Treasury teams are aware, painfully perhaps, that know­- your-customer and anti-money-laundering regulations have placed tighter controls on bank account and transaction management. Most are also broadly aware that Basel III-related regulation has reshaped banks’ capital and liquidity management.

What is not so well appreciated is that changes continue to ripple through the financial system. For example, recent Basel Committee proposals on bank leverage ratios and on capital assessment for loans to large corporates may have impacts on notional pooling, a popular cash management technique, and on the cost of bank credit lines. Any impacts will depend on the finalized rules and on what national regulators implement.

The larger point is that change is becoming a constant.

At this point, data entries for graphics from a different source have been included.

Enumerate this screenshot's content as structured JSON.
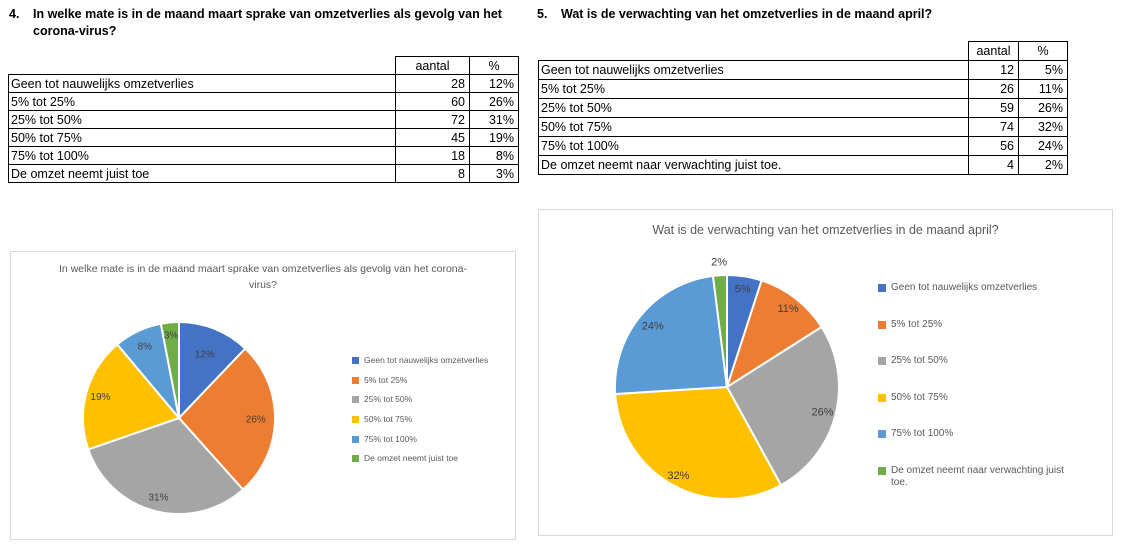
{
  "questions": [
    {
      "number": "4.",
      "title": "In welke mate is in de maand maart sprake van omzetverlies als gevolg van het corona-virus?",
      "table": {
        "headers": [
          "aantal",
          "%"
        ],
        "rows": [
          {
            "label": "Geen tot nauwelijks omzetverlies",
            "aantal": "28",
            "pct": "12%"
          },
          {
            "label": "5% tot 25%",
            "aantal": "60",
            "pct": "26%"
          },
          {
            "label": "25% tot 50%",
            "aantal": "72",
            "pct": "31%"
          },
          {
            "label": "50% tot 75%",
            "aantal": "45",
            "pct": "19%"
          },
          {
            "label": "75% tot 100%",
            "aantal": "18",
            "pct": "8%"
          },
          {
            "label": "De omzet neemt juist toe",
            "aantal": "8",
            "pct": "3%"
          }
        ]
      }
    },
    {
      "number": "5.",
      "title": "Wat is de verwachting van het omzetverlies in de maand april?",
      "table": {
        "headers": [
          "aantal",
          "%"
        ],
        "rows": [
          {
            "label": "Geen tot nauwelijks omzetverlies",
            "aantal": "12",
            "pct": "5%"
          },
          {
            "label": "5% tot 25%",
            "aantal": "26",
            "pct": "11%"
          },
          {
            "label": "25% tot 50%",
            "aantal": "59",
            "pct": "26%"
          },
          {
            "label": "50% tot 75%",
            "aantal": "74",
            "pct": "32%"
          },
          {
            "label": "75% tot 100%",
            "aantal": "56",
            "pct": "24%"
          },
          {
            "label": "De omzet neemt naar verwachting juist toe.",
            "aantal": "4",
            "pct": "2%"
          }
        ]
      }
    }
  ],
  "chart_data": [
    {
      "type": "pie",
      "title": "In welke mate is in de maand maart sprake van omzetverlies als gevolg van het corona-virus?",
      "categories": [
        "Geen tot nauwelijks omzetverlies",
        "5% tot 25%",
        "25% tot 50%",
        "50% tot 75%",
        "75% tot 100%",
        "De omzet neemt juist toe"
      ],
      "values": [
        12,
        26,
        31,
        19,
        8,
        3
      ],
      "counts": [
        28,
        60,
        72,
        45,
        18,
        8
      ],
      "slice_labels": [
        "12%",
        "26%",
        "31%",
        "19%",
        "8%",
        "3%"
      ],
      "colors": [
        "#4472C4",
        "#ED7D31",
        "#A5A5A5",
        "#FFC000",
        "#5B9BD5",
        "#70AD47"
      ],
      "legend_position": "right",
      "start_angle_deg": 0,
      "clockwise": true,
      "label_r_factors": [
        0.72,
        0.8,
        0.85,
        0.85,
        0.83,
        0.87
      ],
      "label_outside": [
        false,
        false,
        false,
        false,
        false,
        false
      ]
    },
    {
      "type": "pie",
      "title": "Wat is de verwachting van het omzetverlies in de maand april?",
      "categories": [
        "Geen tot nauwelijks omzetverlies",
        "5% tot 25%",
        "25% tot 50%",
        "50% tot 75%",
        "75% tot 100%",
        "De omzet neemt naar verwachting juist toe."
      ],
      "values": [
        5,
        11,
        26,
        32,
        24,
        2
      ],
      "counts": [
        12,
        26,
        59,
        74,
        56,
        4
      ],
      "slice_labels": [
        "5%",
        "11%",
        "26%",
        "32%",
        "24%",
        "2%"
      ],
      "colors": [
        "#4472C4",
        "#ED7D31",
        "#A5A5A5",
        "#FFC000",
        "#5B9BD5",
        "#70AD47"
      ],
      "legend_position": "right",
      "start_angle_deg": 0,
      "clockwise": true,
      "label_r_factors": [
        0.89,
        0.89,
        0.88,
        0.9,
        0.86,
        1.12
      ],
      "label_outside": [
        false,
        false,
        false,
        false,
        false,
        true
      ]
    }
  ],
  "theme": {
    "background": "#FFFFFF",
    "table_border": "#000000",
    "chart_border": "#D9D9D9",
    "chart_title_color": "#595959",
    "legend_text_color": "#595959",
    "slice_label_color": "#404040",
    "slice_separator": "#FFFFFF"
  }
}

Treasury teams need to maintain an ongoing dialogue with partners to prepare for what may be coming, including strategic implications for banking relationships.

 

Tax: keeping treasury busy

 

The US Treasury recently finalized rules under Section 385 and addressed “earning stripping” with the use of cross-border debt that could reduce US income taxes. Also, with the finalized rules, many forms of cash pooling and short-term debt utilized for working capital purposes have been excluded and timelines in many respect seem more manageable. Now, companies can take steps to comply along the new timelines in step with reviewing their cash pooling structures to more effectively harness and utilize their liquidity. 

Meanwhile, the OECD-led Base Erosion and Profit Shifting initiative is transitioning into implementation in many countries. Here, the chief goals are to improve cohesion of tax rules across countries, while ensuring greater transparency and compliance. As a consequence, some companies are changing trading models that drive where taxable income is generated. Since trading model changes may affect the company’s cash and funding needs, both in amount and where these arise, treasury teams will be kept busy. 

The view ahead: creating optionality

Treasurers may sometimes feel as if new challenges never cease to arrive. What is clear is they cannot lessen the drive to centralize treasury operations and automate processes. Doing so equips treasury teams to shift away from tactical or operational mode, creating capacity to manage the unexpected and to bring treasury’s unique perspectives to the business for greater value.






This article is for information purposes only and does not constitute legal or other advice. The information contained in this article is believed to be accurate, but Citi makes no representation or warranty with regard to the accuracy or completeness of any information contained herein. Citi is not liable for any consequences of any entity relying on this article.